Waffiyyah Murray is an Indego program manager and works for the City of Philadelphia’s Office of Transportation, Infrastructure and Sustainability. She said making sure the program is equitable has been her priority since the start.

“As a woman of color — also as just a Philadelphia native, born and raised — I do this work not just for others. It’s also for me because I’m a product of it,” she said.

At its initial launch, she said, Indego wanted to make a firm commitment to access for communities of color, and to people with different income levels. Between its community engagement efforts and tools such as safety education classes, the goal is to keep equity at the forefront.

“It’s important that people feel like the system is for them — that they can use it,” she said. “That they feel like they can afford to use it and feel safe and comfortable using it.”

Indego has also made efforts to address some socioeconomic disadvantages that may prevent prospective cyclists from using the bikes. The program launched an Access card pass, which costs $5 a month, and has worked to place stations in neighborhoods with more socioeconomic challenges.
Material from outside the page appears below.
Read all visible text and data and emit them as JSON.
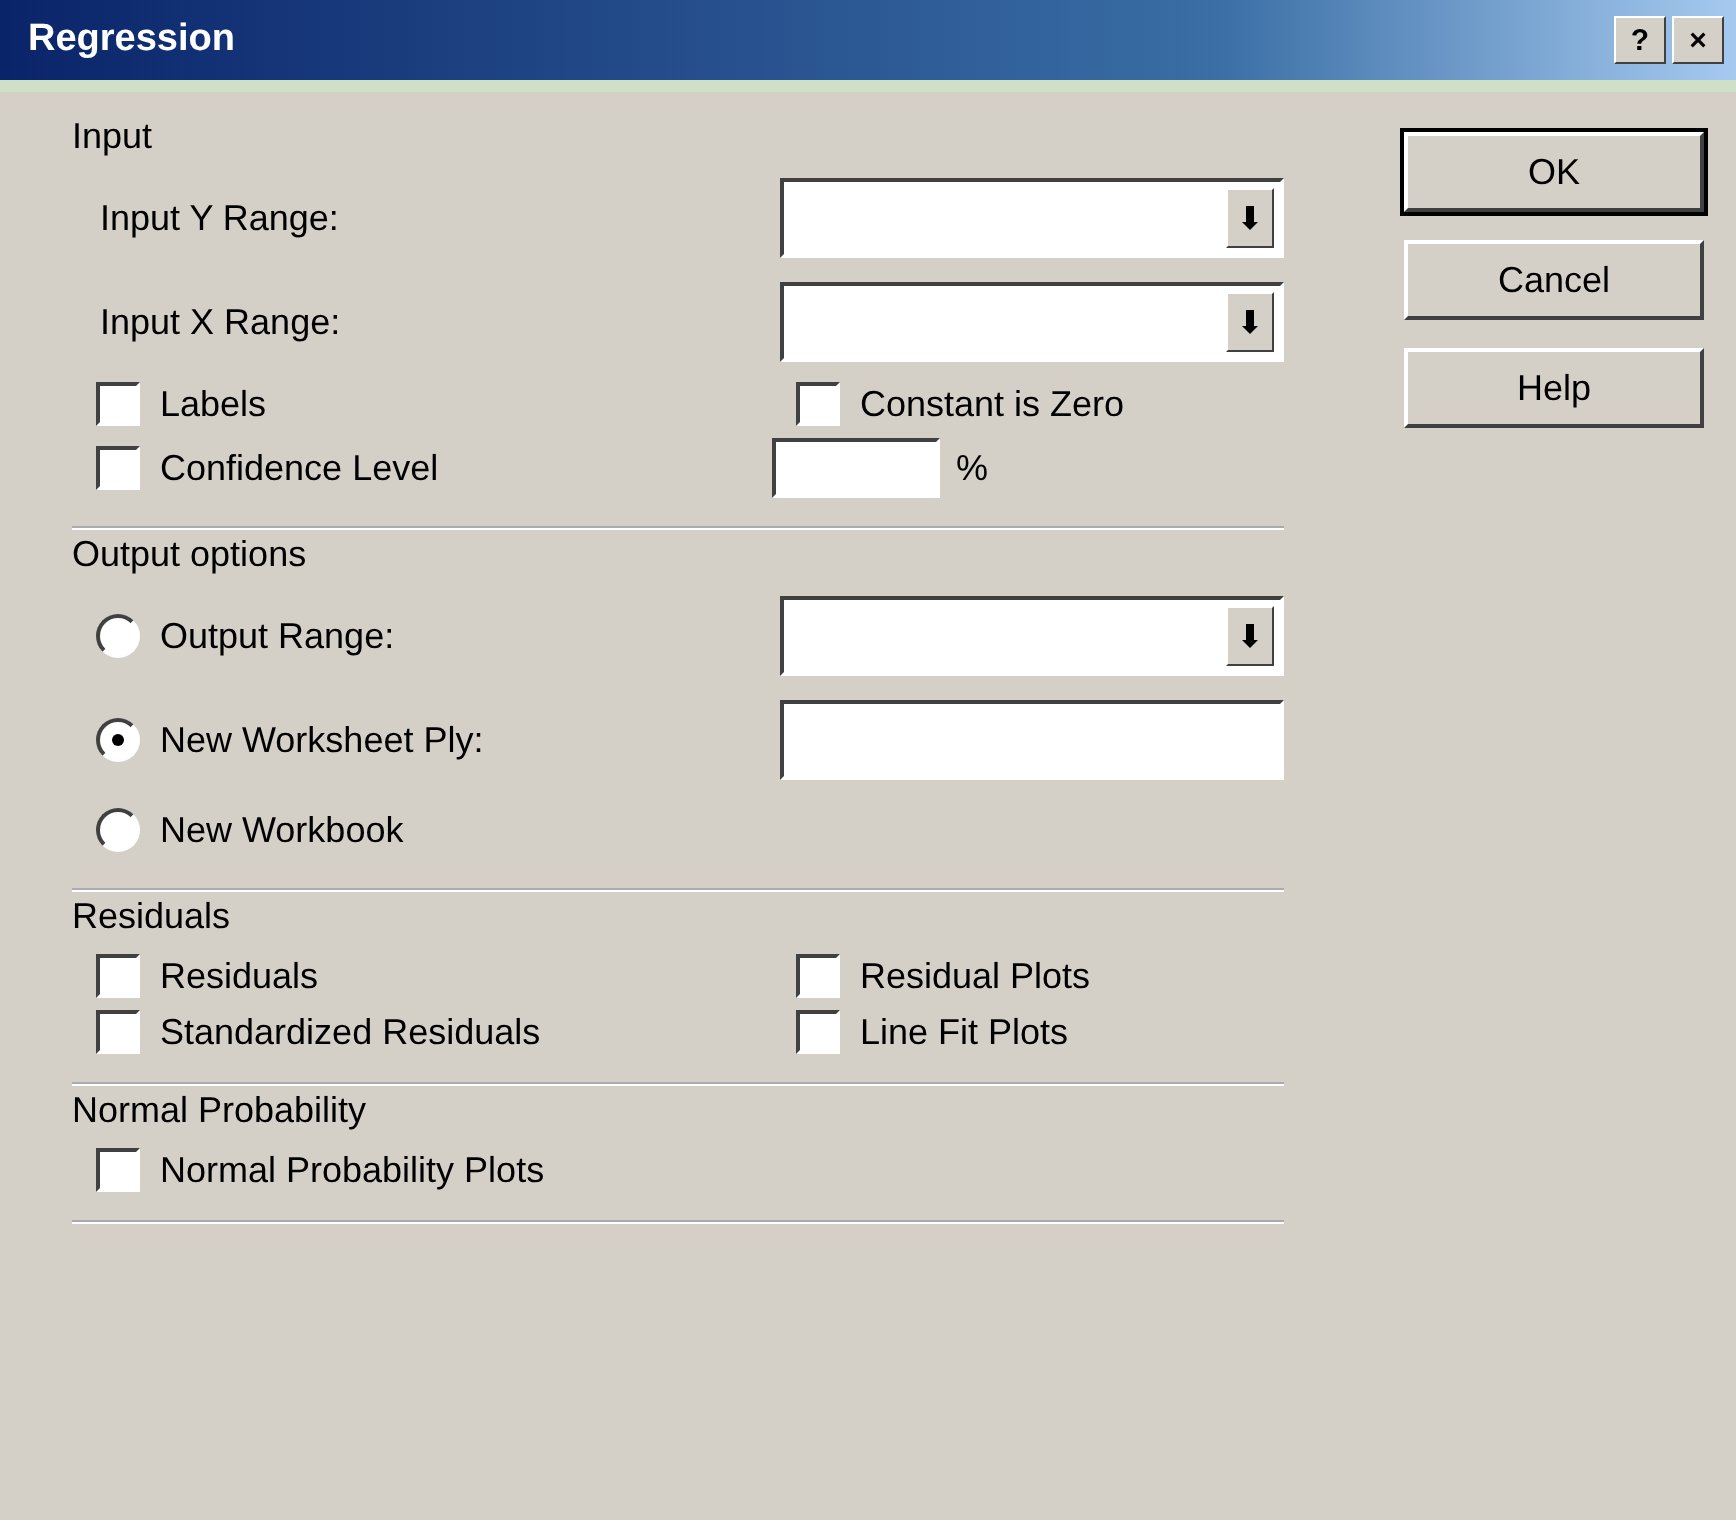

The program, with help from city officials, also plans on implementing additional low-income subsidies for users and increasing the number of stations by 2026.
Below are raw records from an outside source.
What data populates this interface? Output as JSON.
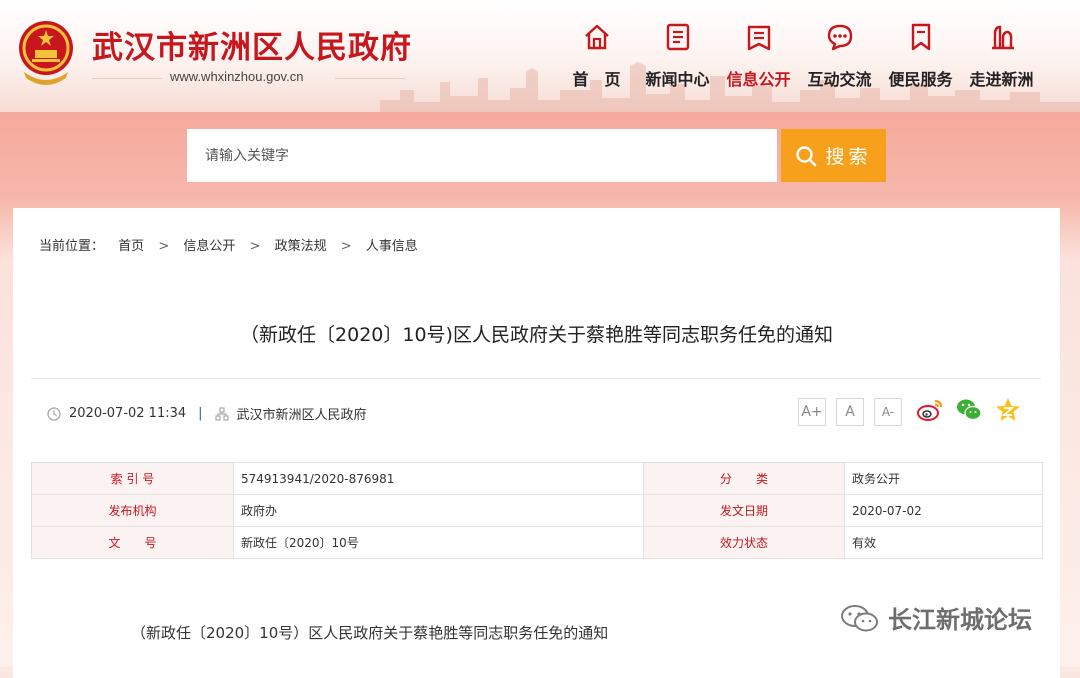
{
  "header": {
    "site_title": "武汉市新洲区人民政府",
    "site_url": "www.whxinzhou.gov.cn",
    "brand_color": "#c8161d"
  },
  "nav": {
    "items": [
      {
        "label": "首　页",
        "icon": "home-icon"
      },
      {
        "label": "新闻中心",
        "icon": "news-icon"
      },
      {
        "label": "信息公开",
        "icon": "info-icon",
        "active": true
      },
      {
        "label": "互动交流",
        "icon": "chat-icon"
      },
      {
        "label": "便民服务",
        "icon": "bookmark-icon"
      },
      {
        "label": "走进新洲",
        "icon": "landmark-icon"
      }
    ]
  },
  "search": {
    "placeholder": "请输入关键字",
    "button_label": "搜索",
    "button_color": "#f7a01c"
  },
  "breadcrumb": {
    "prefix": "当前位置：",
    "items": [
      "首页",
      "信息公开",
      "政策法规",
      "人事信息"
    ],
    "separator": ">"
  },
  "article": {
    "title": "（新政任〔2020〕10号)区人民政府关于蔡艳胜等同志职务任免的通知",
    "date": "2020-07-02 11:34",
    "source": "武汉市新洲区人民政府",
    "font_sizes": [
      "A+",
      "A",
      "A-"
    ],
    "share": [
      "weibo-icon",
      "wechat-icon",
      "qzone-icon"
    ],
    "body_first_line": "（新政任〔2020〕10号）区人民政府关于蔡艳胜等同志职务任免的通知"
  },
  "info_table": {
    "rows": [
      {
        "label1": "索 引 号",
        "value1": "574913941/2020-876981",
        "label2": "分　　类",
        "value2": "政务公开"
      },
      {
        "label1": "发布机构",
        "value1": "政府办",
        "label2": "发文日期",
        "value2": "2020-07-02"
      },
      {
        "label1": "文　　号",
        "value1": "新政任〔2020〕10号",
        "label2": "效力状态",
        "value2": "有效"
      }
    ]
  },
  "watermark": {
    "text": "长江新城论坛"
  }
}
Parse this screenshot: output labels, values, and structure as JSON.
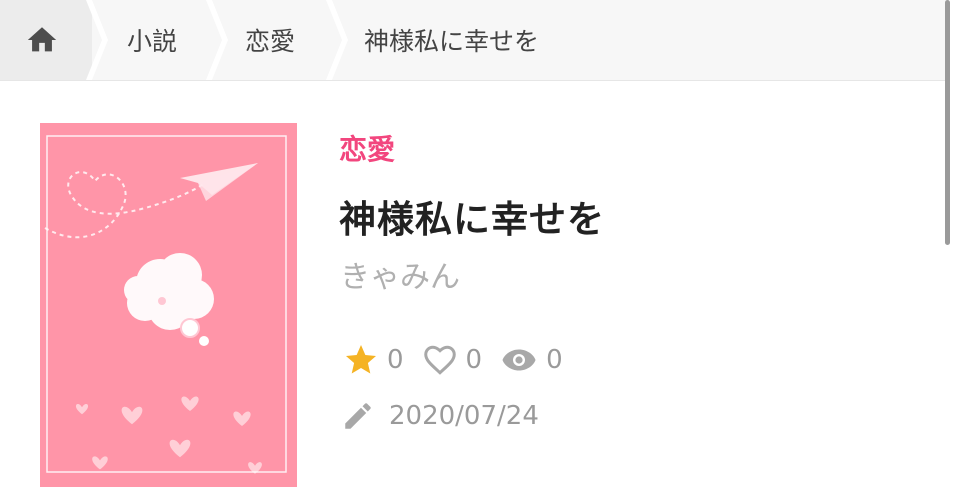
{
  "breadcrumb": {
    "home_icon": "home-icon",
    "items": [
      "小説",
      "恋愛",
      "神様私に幸せを"
    ]
  },
  "book": {
    "genre": "恋愛",
    "title": "神様私に幸せを",
    "author": "きゃみん",
    "stats": {
      "stars": "0",
      "likes": "0",
      "views": "0"
    },
    "updated": "2020/07/24"
  },
  "colors": {
    "genre": "#f2467e",
    "cover_background": "#ff95a8",
    "star": "#f5b324",
    "muted_text": "#9a9a9a"
  },
  "icons": {
    "stars": "star-icon",
    "likes": "heart-icon",
    "views": "eye-icon",
    "updated": "pencil-icon"
  }
}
“Equity for me is being able to provide a service where we find out what those barriers are, implement programs that help alleviate some of those barriers, and really just provide a service that is fun to everyone,” Murray said.

But the program’s long-term sustainability remains a concern. Most notable, as Auchincloss said, the city’s biking infrastructure is not consistently conducive to biking. Overtime, she said, it may deter willing bikeshare users from continuing to take advantage of the program.
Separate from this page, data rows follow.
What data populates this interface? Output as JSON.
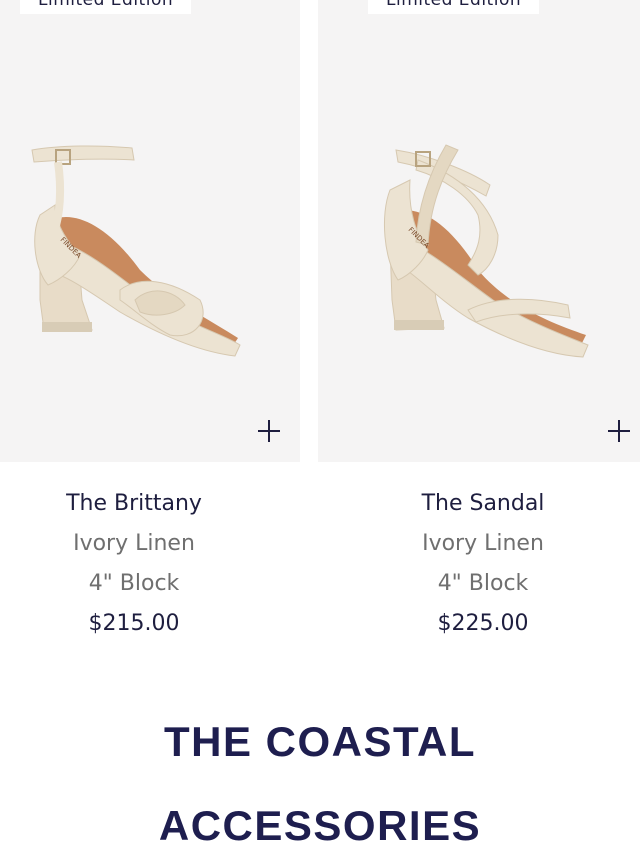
{
  "products": [
    {
      "badge": "Limited Edition",
      "name": "The Brittany",
      "material": "Ivory Linen",
      "heel": "4\" Block",
      "price": "$215.00"
    },
    {
      "badge": "Limited Edition",
      "name": "The Sandal",
      "material": "Ivory Linen",
      "heel": "4\" Block",
      "price": "$225.00"
    }
  ],
  "section": {
    "heading_line1": "THE COASTAL",
    "heading_line2": "ACCESSORIES"
  },
  "colors": {
    "navy": "#1e1e3f",
    "gray_text": "#6f6f6f",
    "tile_bg": "#f5f4f4",
    "shoe_ivory": "#ece3d2",
    "shoe_tan": "#c98a5e"
  },
  "icons": {
    "add": "plus-icon"
  }
}
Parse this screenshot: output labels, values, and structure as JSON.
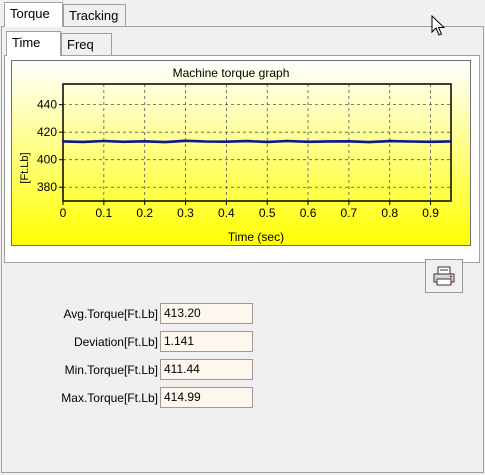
{
  "tabs": {
    "top": [
      "Torque",
      "Tracking"
    ],
    "sub": [
      "Time",
      "Freq"
    ]
  },
  "chart": {
    "title": "Machine torque graph",
    "xlabel": "Time (sec)",
    "ylabel": "[Ft.Lb]",
    "xticks": [
      "0",
      "0.1",
      "0.2",
      "0.3",
      "0.4",
      "0.5",
      "0.6",
      "0.7",
      "0.8",
      "0.9"
    ],
    "yticks": [
      "440",
      "420",
      "400",
      "380"
    ]
  },
  "chart_data": {
    "type": "line",
    "title": "Machine torque graph",
    "xlabel": "Time (sec)",
    "ylabel": "[Ft.Lb]",
    "xlim": [
      0,
      0.95
    ],
    "ylim": [
      370,
      455
    ],
    "x_ticks": [
      0,
      0.1,
      0.2,
      0.3,
      0.4,
      0.5,
      0.6,
      0.7,
      0.8,
      0.9
    ],
    "y_ticks": [
      380,
      400,
      420,
      440
    ],
    "grid": true,
    "background": [
      "#ffffff",
      "#ffff00"
    ],
    "line_color": "#0a1a8a",
    "series": [
      {
        "x": [
          0,
          0.05,
          0.1,
          0.15,
          0.2,
          0.25,
          0.3,
          0.35,
          0.4,
          0.45,
          0.5,
          0.55,
          0.6,
          0.65,
          0.7,
          0.75,
          0.8,
          0.85,
          0.9,
          0.95
        ],
        "values": [
          413.3,
          412.9,
          413.6,
          413.0,
          413.4,
          412.8,
          413.7,
          413.2,
          413.1,
          413.5,
          412.9,
          413.6,
          413.0,
          413.3,
          413.4,
          412.8,
          413.5,
          413.2,
          413.0,
          413.3
        ]
      }
    ]
  },
  "stats": [
    {
      "label": "Avg.Torque[Ft.Lb]",
      "value": "413.20"
    },
    {
      "label": "Deviation[Ft.Lb]",
      "value": "1.141"
    },
    {
      "label": "Min.Torque[Ft.Lb]",
      "value": "411.44"
    },
    {
      "label": "Max.Torque[Ft.Lb]",
      "value": "414.99"
    }
  ],
  "icons": {
    "print": "printer-icon",
    "cursor": "mouse-pointer-icon"
  }
}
“Other cities like New York just said, ‘These are our streets. We’re putting the lanes in.’ And in Philadelphia, it becomes much more of a community process, and that, for better or for worse, it does really drag on and take years and years,” she said.

Auchincloss believes, however, that there is room for optimism and growth if some of these concerns are addressed.

“We may see more utilization and retention in the bikeshare program if the infrastructure was safer,” she said. “Some folks are making the plunge and getting on bikes, but many of them are dropping out and are not using bikes at the level that we would hope at a sustained level. Some of that may be a lack of comfort with the infrastructure. Safety is obviously a key component of bicycling, particularly for nontraditional users.”